Ariana - 15. Tengah Kemacetan

77 13 2
                                    

Ariana - Susah, Mas.
.
.
^^^^

"Assalamualaikum."

Kafi yang semula tengah berkutat dengan lembaran kertas di atas meja, pun lantas menoleh dan segera membereskan kertas-kertas itu, berikut dengan laptopnya yang segera ia tutup dan ia tepikan, agar bisa berhadapan dengan Ariana yang kini berdiri di hadapannya.

"Nanti jam makan siang, kita pergi ke Pandawa Resto untuk menemui produsen kain, sama sekalian pergi ke tokonya, terus cari bahan-bahan yang sudah dicatat kemarin. Masih ada di kamu, 'kan?"

Ariana mengangguk pelan. "Masih di laptop saya, Mas."

Kafi juga mengangguk. "Ada yang mau ditanyakan?" tanya Kafi ketika Ariana tak kunjung pergi dari hadapannya.

Ariana memandang laki-laki itu sejenak, sebelum menundukkan pandangan. "Mm ... saya boleh tanya?"

Kafi mengangguk lagi. "Boleh, duduk dulu." Ia menunjuk salah satu kursi di hadapannya, meminta Ariana duduk di sana.

Ariana bergerak memilin ujung jilbab segiempat yang ia kenakan.

"Yaya?" Kafi memanggilnya ketika tak kunjung Ariana membuka suara.

Ariana lebih dulu membenahi letak duduknya, ia masih dalam posisi menunduk ketika bertanya, "Kenapa ... kemarin Mas gak jujur tentang Abel? Mas gak jujur tentang status Mas yang gak lajang lagi?"

Kafi mengangkat kedua alisnya, lantas tersenyum tipis. "Siapa bilang?"

Ariana sontak mengangkat kepalanya, menatap Kafi dengan pandangan berani. "Orang iya kok! Kemarin waktu Papa tanya Mas masih lajang, Mas jawab iya, padahal Mas sudah punya Abel!"

Kafi mengangguk-anggukkan kepalanya. "Memang kenapa kalau punya Abel?"

Ariana mendesis pelan, menatap Kafi kesal. "Ish! Harusnya Mas jujur aja, kalau Mas itu duda anak satu, gak usah ditutup-tutupi! Toh, Papa sama Mama juga gak masalah dengan status itu, selama Mas memang laki-laki baik, mereka pasti bisa terima kok."

Kafi terkekeh, menundukkan kepalanya sambil geleng-geleng. "Iya-iya, nanti Mas jujur. Ada lagi?" Pandangan dan suaranya yang begitu lembut, terlebih kata 'saya' yang tiba-tiba berubah dengan menyebut dirinya sebagai 'Mas', justru membuat Ariana tak tahan untuk mengalihkan pandangan sembari menggigit bibir bawah kuat-kuat.

Ariana menggelengkan kepalanya tegas. "Gak ada! Tapi, Yaya paling gak suka sama laki-laki yang gak jujur."

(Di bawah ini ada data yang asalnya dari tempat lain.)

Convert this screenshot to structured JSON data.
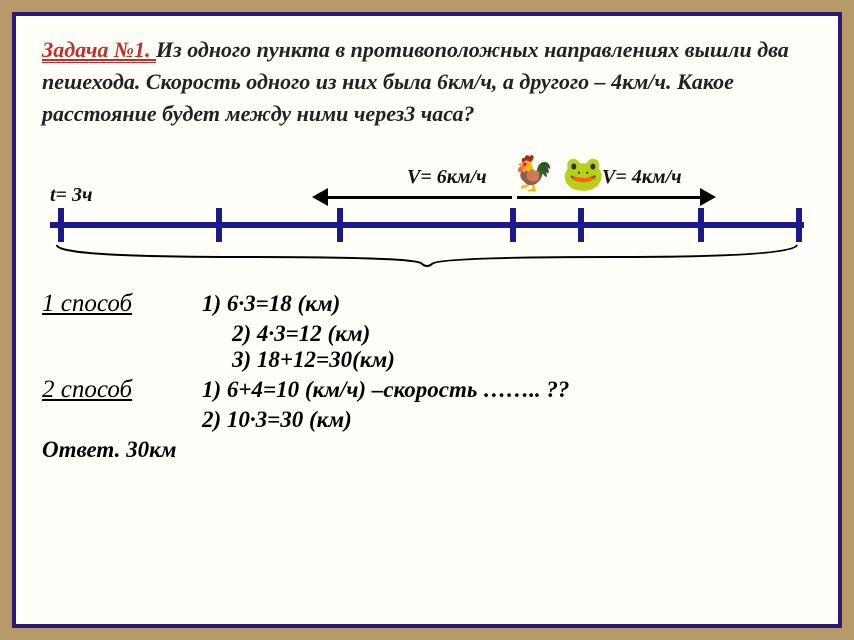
{
  "problem": {
    "title": "Задача №1. ",
    "text": "Из одного пункта в противоположных направлениях вышли два пешехода. Скорость одного из них была 6км/ч, а другого – 4км/ч. Какое расстояние будет между ними через3 часа?"
  },
  "diagram": {
    "time_label": "t= 3ч",
    "v1_label": "V= 6км/ч",
    "v2_label": "V= 4км/ч",
    "tick_positions_pct": [
      1,
      22,
      38,
      61,
      70,
      86,
      99
    ],
    "line_color": "#1a1a8a",
    "arrow_color": "#000000"
  },
  "solution": {
    "method1_label": "1 способ",
    "method2_label": "2 способ ",
    "m1_step1": "1) 6·3=18 (км)",
    "m1_step2": "2) 4·3=12 (км)",
    "m1_step3": "3) 18+12=30(км)",
    "m2_step1": "1) 6+4=10 (км/ч) –скорость …….. ??",
    "m2_step2": "2) 10·3=30 (км)",
    "answer": "Ответ. 30км"
  },
  "colors": {
    "frame_bg": "#fffef8",
    "frame_border": "#2a1a7a",
    "page_bg": "#b89968",
    "title_color": "#c03028",
    "text_color": "#222222"
  }
}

Kafi mengangguk lagi. "Kalau menurut kamu ada sikap dan perilaku Mas gak sesuai, bilang aja, biar Mas bisa perbaiki itu. Maaf, ya? Dan, terimakasih karena sudah mengingatkan."

Ariana menghela napas pelan, lalu menganggukkan kepalanya. "Kalau gitu, Yaya permisi." Gadis itu segera keluar dari ruangan Kafi yang kini menundukkan kepalanya sambil menahan tawa mengingat betapa lucu wajah gadis itu saat terlihat marah seperti tadi.

Siang harinya, mereka benar-benar pergi ke Pandawa Resto sesuai perkataan Kafi pagi tadi. Jaraknya yang cukup jauh, membuat mereka bergerak dari butik menuju tempat tujuan sekitar pukul 11.30.

"Macet, ya?" tanya Ariana saat mobil mereka tak kunjung bergerak maju karena banyak mobil-mobil berhenti di depan mereka.

Kafi melongok ke depan dan mengangguk. "Kayaknya ada kecelakaan di depan, macetnya lumayan panjang." Ia menoleh ke kanan-kirinya, lalu ke belakang. Posisi mobilnya sudah di tengah-tengah, tidak bisa putar arah ataupun mencari jalan pintas agar bisa lepas dari kemacetan.

"Kayaknya bakal lama," kata Kafi dengan tenang sembari mengotak-atik ponsel untuk mengirim pesan. "Saya sudah kabarin Pak Tio kalau kita datang terlambat, semoga beliau belum datang ke sana, jadi gak harus nunggu lama."